On Thu, Aug 6, 2009 at 10:27 PM, Jim Brunette<ca...@brownhare.com> wrote:
> Is there a lat/lon database that contains the timezone boundaries?
>
> With a lat/long TZ DB, users could input their city or zip (or heck, if
> they know it, their lat/lon), then the app would associate the user's
> lat/lon with the TZ lat/lon and output the TZ (if the user's lat/lon was
> not found, the app would just fall back to the continent/city names).
>
> To take it one step further, mobile apps with GPS have real-time
> lat/lon, so getting the TZ should be easy... How useful such an mobile
> app would be is another question.
>
> Jim
>
Hey Jim,

I have seen a suite of mobile apps using GPS data.  In fact, one of
the earliest commercial apps I developed involved using GPS to produce
mapping info for farms (do a search on precision agriculture to get a
sense of the kind of app that was - but it is certain it is no longer
on the market as it was designed to crawl on DOS  ;-)

Find a task where time of day is as important as location, and you
have the potential for such a mobile app.
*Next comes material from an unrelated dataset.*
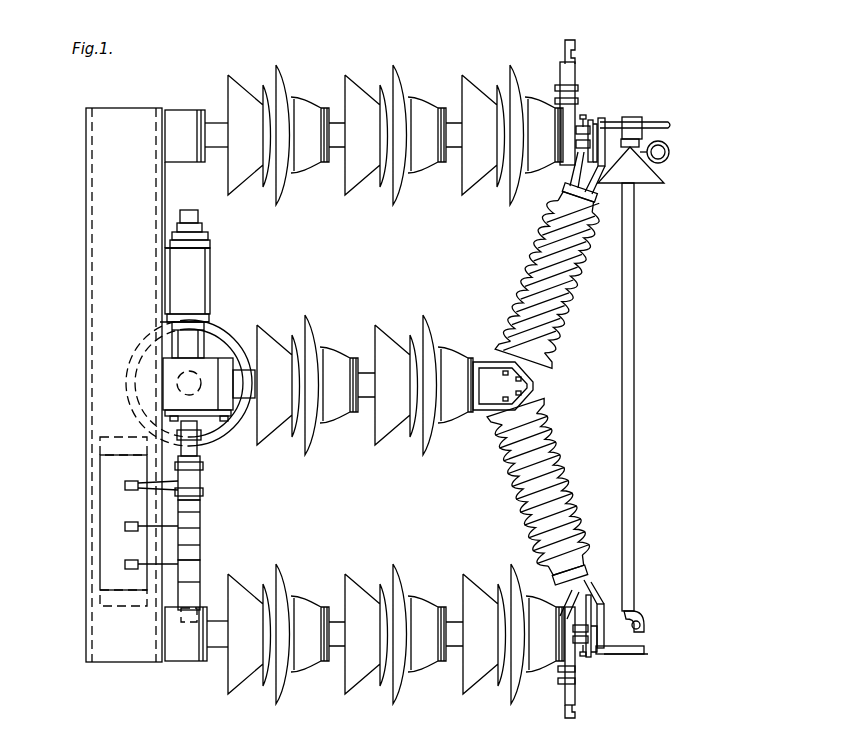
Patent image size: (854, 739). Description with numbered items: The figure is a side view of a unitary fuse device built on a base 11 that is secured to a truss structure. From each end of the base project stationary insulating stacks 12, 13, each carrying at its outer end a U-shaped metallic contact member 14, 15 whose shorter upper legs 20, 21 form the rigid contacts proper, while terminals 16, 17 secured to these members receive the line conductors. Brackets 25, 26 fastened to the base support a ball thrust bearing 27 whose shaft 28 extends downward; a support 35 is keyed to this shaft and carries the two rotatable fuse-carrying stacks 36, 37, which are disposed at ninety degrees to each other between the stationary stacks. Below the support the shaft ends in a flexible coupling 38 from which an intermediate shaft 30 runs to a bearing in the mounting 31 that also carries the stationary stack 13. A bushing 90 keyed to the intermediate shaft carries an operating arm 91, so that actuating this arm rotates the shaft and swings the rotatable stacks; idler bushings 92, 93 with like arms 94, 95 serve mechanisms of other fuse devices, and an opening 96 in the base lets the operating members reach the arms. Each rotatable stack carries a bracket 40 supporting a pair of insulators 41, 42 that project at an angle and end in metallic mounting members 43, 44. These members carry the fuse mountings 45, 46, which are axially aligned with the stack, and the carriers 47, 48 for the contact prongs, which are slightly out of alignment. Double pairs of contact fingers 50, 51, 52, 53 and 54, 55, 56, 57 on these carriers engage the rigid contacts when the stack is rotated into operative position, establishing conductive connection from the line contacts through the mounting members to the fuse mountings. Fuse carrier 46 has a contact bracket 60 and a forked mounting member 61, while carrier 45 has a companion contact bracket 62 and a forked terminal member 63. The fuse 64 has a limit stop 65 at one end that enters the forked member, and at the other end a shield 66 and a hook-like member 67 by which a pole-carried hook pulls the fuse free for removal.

Theoretically, you're right, as long as there is a lat/lon DB
containing TZ boundaries.  But in practical terms, it is another
question.  Determining whether or not a given point is within the
bounds of a given polygon in 2D is not trivial.  It can be done, and
there are well established algorithms to support it, but it carries a
cost; and you can multiply that cost by the average number of polygons
you have to check before you get the right one.  Is there enough
hardware supporting the app for the peak number of users?  And the
list of complications and constraints goes on.